So, I'm continuing to explain some of the jargon I used a few posts ago. I had been assuming that only my fellow writer friends and the occasional relative was reading my blog, but I now know that isn't the case. Several people have popped out of the woodwork to comment either to me or on my blog and it's been rather a surprise for me to learn they are reading it. Anyway, let me go ahead and explain what a critique is.
Critiques are opinions given by fellow writers on what is and isn't working in a story. The slang term for them is "crits", and many professional writers are members of crit groups. Mine is called Critical Mass (yes, I know, very punny) and is probably one of the best ones out there right now because of its longevity (we're going on, what? 9 years) and the success of its members. For example, S.M. Stirling had a solid career when he started, and is now hitting the NYT extended list (means it's a bestseller, but not yet in the top ten) and his last contract was for precisely one and a half craploads of money. Melinda Snodgrass, Ian Tregillis, and Daniel Abraham had all either not sold a novel ever, or in Melinda's case, hadn't since their previous writing career (many people have a few rounds of moving in and out of the business.) All three have sold multiple novels to major publishing houses. I hadn't sold a single thing, ever. I was admitted to this group, which is pros only, under the Clarion exception, meaning I could play because I was a graduate of the Clarion West workshop. I remain their least accomplished regularly attending member, with only a few short story sales and some small press novels. I don't mind being below average in such a group :-).
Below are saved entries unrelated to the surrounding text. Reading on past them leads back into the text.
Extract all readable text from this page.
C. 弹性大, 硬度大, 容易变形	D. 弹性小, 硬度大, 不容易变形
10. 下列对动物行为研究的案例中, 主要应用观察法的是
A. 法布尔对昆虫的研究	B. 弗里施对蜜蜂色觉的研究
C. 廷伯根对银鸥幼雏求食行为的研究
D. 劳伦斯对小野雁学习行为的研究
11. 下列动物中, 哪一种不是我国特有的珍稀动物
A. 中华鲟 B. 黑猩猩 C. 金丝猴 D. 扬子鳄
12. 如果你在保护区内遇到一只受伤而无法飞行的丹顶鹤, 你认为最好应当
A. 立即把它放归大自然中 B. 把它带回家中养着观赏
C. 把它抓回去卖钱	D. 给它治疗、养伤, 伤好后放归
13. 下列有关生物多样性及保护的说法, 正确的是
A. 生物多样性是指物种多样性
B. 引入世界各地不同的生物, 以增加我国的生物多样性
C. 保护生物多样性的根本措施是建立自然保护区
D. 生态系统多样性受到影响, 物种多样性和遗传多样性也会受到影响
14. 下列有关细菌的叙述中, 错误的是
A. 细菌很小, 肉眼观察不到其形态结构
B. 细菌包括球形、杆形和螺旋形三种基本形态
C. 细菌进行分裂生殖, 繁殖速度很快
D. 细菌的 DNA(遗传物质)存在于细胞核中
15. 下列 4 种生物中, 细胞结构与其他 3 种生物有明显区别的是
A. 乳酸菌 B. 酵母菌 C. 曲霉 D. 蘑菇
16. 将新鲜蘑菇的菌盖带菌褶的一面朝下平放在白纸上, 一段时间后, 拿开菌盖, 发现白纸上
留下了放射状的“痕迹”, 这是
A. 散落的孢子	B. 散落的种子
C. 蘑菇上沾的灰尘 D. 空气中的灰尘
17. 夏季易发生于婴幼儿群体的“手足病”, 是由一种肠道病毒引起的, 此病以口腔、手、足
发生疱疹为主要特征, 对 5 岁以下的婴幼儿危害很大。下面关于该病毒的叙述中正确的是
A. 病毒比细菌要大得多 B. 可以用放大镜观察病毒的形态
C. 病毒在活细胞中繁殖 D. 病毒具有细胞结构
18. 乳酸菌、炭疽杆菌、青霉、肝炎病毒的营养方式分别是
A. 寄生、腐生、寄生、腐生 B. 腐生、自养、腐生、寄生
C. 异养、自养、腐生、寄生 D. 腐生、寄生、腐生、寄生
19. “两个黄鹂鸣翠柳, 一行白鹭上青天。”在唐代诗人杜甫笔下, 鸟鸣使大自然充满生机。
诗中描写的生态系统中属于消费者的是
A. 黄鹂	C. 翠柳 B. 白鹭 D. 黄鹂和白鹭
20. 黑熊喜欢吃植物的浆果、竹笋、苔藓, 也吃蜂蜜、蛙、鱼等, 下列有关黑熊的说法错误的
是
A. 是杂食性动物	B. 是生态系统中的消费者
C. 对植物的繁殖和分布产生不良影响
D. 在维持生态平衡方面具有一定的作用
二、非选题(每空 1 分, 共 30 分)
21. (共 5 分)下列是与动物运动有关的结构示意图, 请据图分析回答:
Anyway, how do crits better people's careers? The obvious answer is that they show people their weaknesses and explain fixes, but there's quite a bit more to it than that. Science fiction and fantasy have some longstanding crit techniques that can be traced back to (to my knowledge) the Milford Workshop, and this same technique is used at the Clarion workshops and most critgroups and forums. It works like this: You write your story or book and turn it in to the group by a deadline. The group members all read and then you meet for critiques or post them on a forum. In a face to face meeting, everyone has a time limit and you go around the circle. People present their crits orally and may also give the writer written notes. Crits can be quite brutal and demoralizing. Once they are presented, the writer may do three things: 1) ask for clarification of points 2) ask for suggested fixes and 3) thank the critiquers. What they may not do is argue with a crit. Readers rule in writing. If the reader didn't get it, you didn't write it, regardless of what you think. You can't call up an editor who rejects your story or your readers and argue with them. What's on the page is all you have, so you have to get it right.
The Clarion Workshops are six weeks of constant writing and critiquing, as is Odyssey. Viable Paradise, Taos Toolbox, Orson Scott Card's Literary Boot Camp and others are shorter, but the same idea. If you aren't sure you want to do one of these, or don't have the time, and there's no regular critgroup in your area, then you ought to go to the Online Writer's Workshop ("OWW") or Critters (also online). Both have produced professional authors and have many adherents who swear by them. If you don't write science fiction or fantasy, well, that's a little harder. This form of critiquing is almost unique to the genre.
I run my science fiction and fantasy through Critical Mass first, and then my insanely loyal friend, Char. CM gives me crits from the writer perspective, and Char from the reader perspective. Others have also done the reader crits, but Char remains constant because a) she's always honest. We used to be roommates and so there's no artificial politeness there. If it made no sense or irritated her, she'll tell me. And b) because she's got some sort of weird literary deprivation syndrome that makes her crave the written word, even if it's my awful, rough draft prose. She reads voraciously, and is usually wanting way more than I can produce. Other members of CM use her as well. My LDS fiction goes straight to Char and my husband. I'm not sure why it works better that way, it just does. If I had to guess, I'd say because the LDS market has its own conventions and rules that are foreign to CM. Other writer friends and I will also swap crits, meaning send each other stories and each crit the other's, when that's convenient. So, Ben Rosenbaum and Samantha Ling critted Time and Eternity, Ling critted the short story I just submitted to an anthology, and I critted hers (written for the same anthology), and that kind of thing is pretty common.
Anyway, that, I hope, explains critting. If you want to write in the genre, consider finding a critgroup. I'll just add one caveat. Critting isn't for everyone and many pros don't do it. If the dampening effect of all that criticism interferes with your ability to get up the energy to write, then it probably isn't for you. Every writer has to find their own way. For me, critting has been essential and I've maintained a lot of the contacts that I have through critting, so I can't imagine launching a career without it.